According to popular wisdom, money can’t buy happiness. But money just might buy opportunity, according to Greg Duncan, Katherine Magnuson, and Elizabeth Votruba-Drzal, writing in the latest edition of Future of Children.
Poverty Hurts Child Development
Income-based gaps in cognitive development emerge early on in a child’s life. Poor kids start school well behind their wealthier peers:
Future of Children
These disparities persist and, in some cases, even grow over time.
Is Money the Cause, Though?
Of course, poverty is also associated with a variety of other disadvantages that are known to affect child development, including unstable family structures and low levels of parental education. The policy-relevant question then is how far money in itself impacts on life chances
There are two primary ways that income can affect child development:
- Environmental stress: Recent work in psychology and behavioral economics finds that poverty can induce psychological distress, hinder good decision-making, and strain interactions between couples, all of which “can impair the socio-emotional, physical, cognitive, and academic development [of children].”

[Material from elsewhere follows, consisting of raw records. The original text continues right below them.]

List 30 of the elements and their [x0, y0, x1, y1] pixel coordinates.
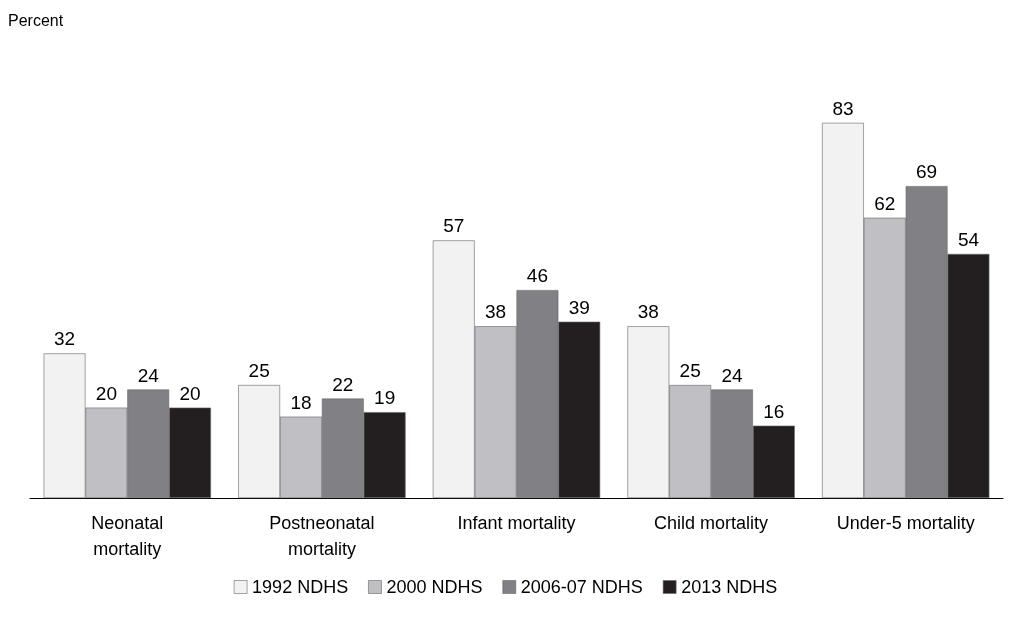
data-label: 20 [179, 382, 201, 404]
data-label: 38 [485, 301, 507, 323]
x-tick-label: Under-5 mortality [836, 513, 975, 533]
data-label: 32 [53, 328, 76, 350]
data-label: 46 [526, 265, 548, 287]
x-tick-label: Child mortality [654, 513, 769, 533]
x-tick-label: Postneonatal mortality [269, 513, 375, 559]
data-label: 20 [95, 382, 117, 404]
data-label: 19 [374, 387, 396, 409]
text: Percent [8, 11, 64, 29]
data-label: 69 [916, 161, 938, 183]
data-label: 38 [637, 301, 659, 323]
data-label: 39 [568, 296, 590, 318]
x-tick-label: Infant mortality [457, 513, 576, 533]
data-label: 24 [721, 364, 744, 386]
legend-label: 2006-07 NDHS [520, 577, 643, 597]
data-label: 62 [874, 192, 896, 214]
data-label: 83 [832, 97, 854, 119]
data-label: 16 [763, 400, 785, 422]
x-tick-label: Neonatal mortality [91, 513, 164, 559]
legend-label: 1992 NDHS [252, 577, 349, 597]
data-label: 25 [248, 360, 270, 381]
data-label: 54 [957, 228, 980, 250]
data-label: 24 [137, 364, 160, 386]
data-label: 25 [679, 360, 701, 381]
data-label: 57 [443, 215, 465, 237]
data-label: 22 [332, 373, 354, 395]
data-label: 18 [290, 391, 312, 413]
legend-label: 2000 NDHS [386, 577, 483, 597]
legend-label: 2013 NDHS [681, 577, 778, 597]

- Resources and investment: Income can also be invested in child development. There is a divergence in child-enrichment spending between poor and rich families (see below), that may have grave implications for opportunity in the U.S.:
So, Will More Money Boost Outcomes?
Boosting the income of poor families seems to have modest, but positive, effects on a variety of short- and long-term child outcomes, according to a handful of well-designed observational and quasi-experimental studies. Many of the more rigorous income studies find that the effects of increasing family income are largest when children are young, supporting the the growing consensus that early childhood poverty is particularly detrimental to child development.
Tackling the Income – Opportunity Connection
Money, then, matters for opportunity. But careful policy design is needed to ensure optimal outcomes. Duncan, Magnuson, and Votruba-Drzal suggest some improvements to current antipoverty policymaking:
- Focus on early childhood poverty: If it turns out that poverty is most devastating in early childhood, then increasing the cash flow to families with very young children is a good investment. In a recent policy brief, for example, we proposed making the Earned Income Tax Credit more generous for children under the age of 5.
- Tie cash to behaviors: One way to deliver cash assistance is by using cash payments to reward positive behaviors such as children’s school attendance or preventative health care. New York City’s Family Rewards program, for example, ties cash rewards to several indicators of children’s education, preventative health care, and parental employment.
- Don’t cut family income: If higher income expands opportunity, then the reverse is also true. The authors warn that “reductions in the generosity of programs such as the EITC can be expected to reduce children’s success.”
To the extent that money matters, we need money-based policies. But we also need to invest in services, especially parenting, pre-K and school reform, which should make money matter less.